自分を振り回す身勝手で傲慢な男。その整った顔を見ながらマリルは自分がまだ彼を愛していると自覚する。自分から離れて修道女の見習いをしながらも、いつも気になっていた存在でもある。
「…好きよ」
ふっとマリルは微笑む。
認めてしまえば楽になる。
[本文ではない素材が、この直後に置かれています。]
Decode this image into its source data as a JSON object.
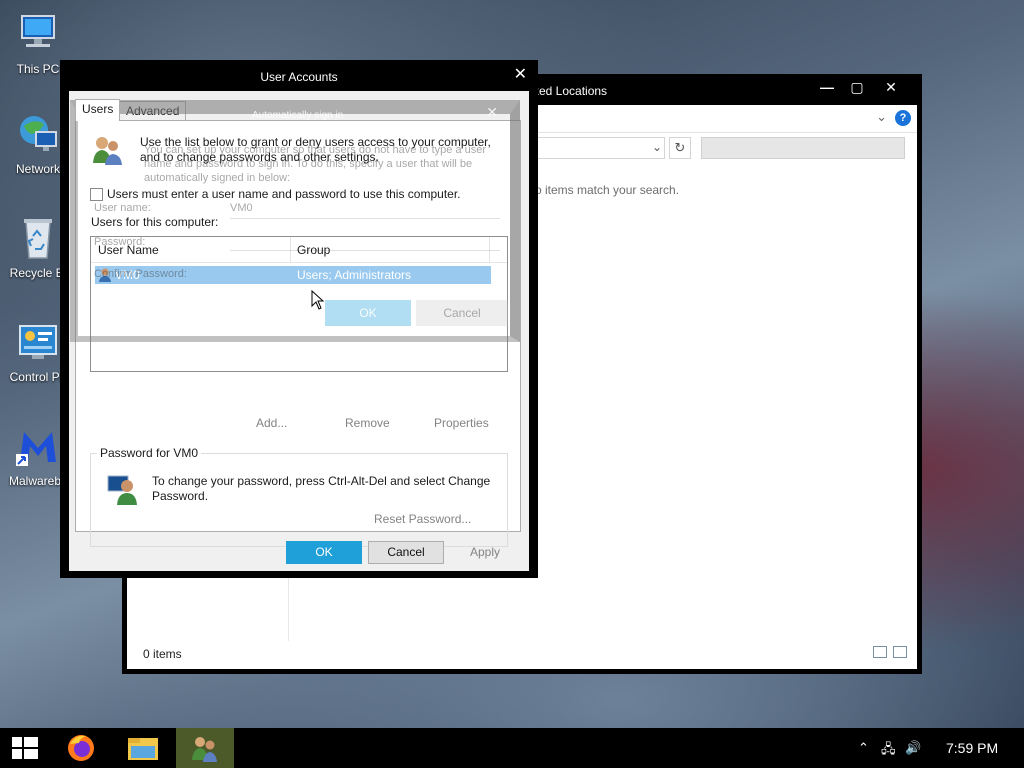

それを実感してマリルはトリイを引き寄せキスをした。








王宮に戻ってから数ヶ月後、マリルは届いた手紙に目を通した。それはライオネスの教会で修道女見習いをしながら勉強を教えていた子供の内の一人からの手紙だ。
マリルの事情を聞いた彼女の手紙に綴られた文章にマリルは小さく笑みを溢す。
『先生は日陰の家に住んでいたけれど、まるで白雪姫のようです。七人の小人はいないけれど、七人の生徒がいて、死んではいないけれど、王子様のキスでお城に戻っていきました。物語の終わりのように末永く幸せに暮らして下さい』
手紙への返事を考えながらマリルは帰ってきた時のことを思い出す。
駆け寄ってきてくれたアクリスやカイト、安堵して微笑みを浮かべてくれるケイトや、使用人。当初こそ申し訳なさで一杯だったが、今では以前よりも親しい関係になれている。
そしてトリイとはその関係が本日より確固たるものに変わる。

物語のようにマリルはトリイと結婚する。

花嫁として着飾ったマリルは新たな一歩を踏み出した。